È da quando (anni fa) ho letto il romanzo di Henry Miller “Il Tropico del Cancro”, che mi è presa la curiosità di andarci davvero fin laggiù, nei territori del Sahara Occidentale, un lungo cuscino di terra tra il Marocco (che ne esercita la giurisdizione) e la Mauritania, ultimo baluardo prima dell’ingresso in una delle no man’s land più profonde del pianeta. Certo, il romanzo di Miller non ha nulla a che vedere con il luogo geografico, ma la sola suggestione del titolo mi ammalia. Il mio amico Daniele vive in Marocco ed è lui che a settembre mi aggancia facilmente proponendomi di partire da Marrakech e percorrere i duemila chilometri di Transahariana occidentale che porta fino a Dakhla. Non me lo faccio ripetere due volte. Compro cartina e guide, scandaglio internet e raccolgo informazioni, surfo su YouTube e familiarizzo con le immagini dei luoghi per imprimermi i punti di riferimento, le difficoltà dei tragitti e le percorrenze. Poi comincio a pianificare il percorso. So già che tutto questo non mi servirà a nulla, perché una volta laggiù mi farò portare dalla strada.
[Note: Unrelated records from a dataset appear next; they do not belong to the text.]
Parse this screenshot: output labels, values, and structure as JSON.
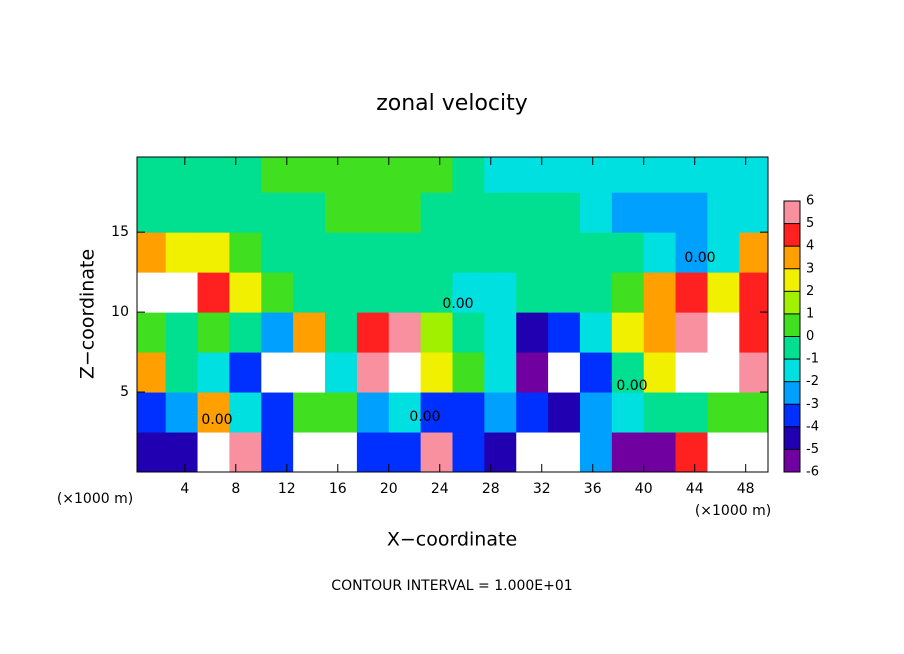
{
  "chart_data": {
    "type": "heatmap",
    "title": "zonal velocity",
    "x_label": "X−coordinate",
    "y_label": "Z−coordinate",
    "x_unit": "(×1000 m)",
    "y_unit": "(×1000 m)",
    "note": "CONTOUR INTERVAL = 1.000E+01",
    "contour_labels": [
      "0.00",
      "0.00",
      "0.00",
      "0.00",
      "0.00"
    ],
    "xlim": [
      0.25,
      49.75
    ],
    "ylim": [
      0,
      19.7
    ],
    "xticks": [
      4,
      8,
      12,
      16,
      20,
      24,
      28,
      32,
      36,
      40,
      44,
      48
    ],
    "yticks": [
      5,
      10,
      15
    ],
    "x": [
      1.25,
      3.75,
      6.25,
      8.75,
      11.25,
      13.75,
      16.25,
      18.75,
      21.25,
      23.75,
      26.25,
      28.75,
      31.25,
      33.75,
      36.25,
      38.75,
      41.25,
      43.75,
      46.25,
      48.75
    ],
    "y": [
      1.25,
      3.75,
      6.25,
      8.75,
      11.25,
      13.75,
      16.25,
      18.75
    ],
    "z": [
      [
        -4,
        -4,
        7,
        6,
        -3,
        7,
        7,
        -3,
        -3,
        6,
        -3,
        -4,
        7,
        7,
        -2,
        -5,
        -5,
        5,
        7,
        7
      ],
      [
        -3,
        -2,
        4,
        -1,
        -3,
        1,
        1,
        -2,
        -1,
        -3,
        -3,
        -2,
        -3,
        -4,
        -2,
        -1,
        0,
        0,
        1,
        1
      ],
      [
        4,
        0,
        -1,
        -3,
        7,
        7,
        -1,
        6,
        7,
        3,
        1,
        -1,
        -5,
        7,
        -3,
        0,
        3,
        7,
        7,
        6
      ],
      [
        1,
        0,
        1,
        0,
        -2,
        4,
        0,
        5,
        6,
        2,
        0,
        -1,
        -4,
        -3,
        -1,
        3,
        4,
        6,
        7,
        5
      ],
      [
        7,
        7,
        5,
        3,
        1,
        0,
        0,
        0,
        0,
        0,
        -1,
        -1,
        0,
        0,
        0,
        1,
        4,
        5,
        3,
        5
      ],
      [
        4,
        3,
        3,
        1,
        0,
        0,
        0,
        0,
        0,
        0,
        0,
        0,
        0,
        0,
        0,
        0,
        -1,
        -2,
        -1,
        4
      ],
      [
        0,
        0,
        0,
        0,
        0,
        0,
        1,
        1,
        1,
        0,
        0,
        0,
        0,
        0,
        -1,
        -2,
        -2,
        -2,
        -1,
        -1
      ],
      [
        0,
        0,
        0,
        0,
        1,
        1,
        1,
        1,
        1,
        1,
        0,
        -1,
        -1,
        -1,
        -1,
        -1,
        -1,
        -1,
        -1,
        -1
      ]
    ],
    "levels": [
      -6,
      -5,
      -4,
      -3,
      -2,
      -1,
      0,
      1,
      2,
      3,
      4,
      5,
      6
    ],
    "colors": [
      "#7000a0",
      "#2000b0",
      "#0030ff",
      "#00a0ff",
      "#00e0e0",
      "#00e090",
      "#40e020",
      "#a0f000",
      "#f0f000",
      "#ffa000",
      "#ff2020",
      "#f890a0"
    ],
    "out_of_range_color": "#ffffff"
  }
}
Ma la programmazione non è meno divertente e affascinante del viaggio stesso. Anzi, è un altro viaggio. Alla fine, concludo che l’itinerario è lungo e a tratti decisamente noioso, ma abbastanza agevole. Per renderlo più movimentato, inserisco una puntata a Plage Blanche e lì ho peccato di leggerezza.
Partiamo da Ciampino il 2 gennaio alle 7 del mattino, ancora imbolsiti dal sonno e dagli stravizi del capodanno. Ma abbiamo gli spiriti allegri e pronti ad affrontare tutto. Siamo in quattro, con equipaggiamento leggero: non prevediamo di accamparci, ma di sostare in hotel ad ogni tappa. Me ne pentirò.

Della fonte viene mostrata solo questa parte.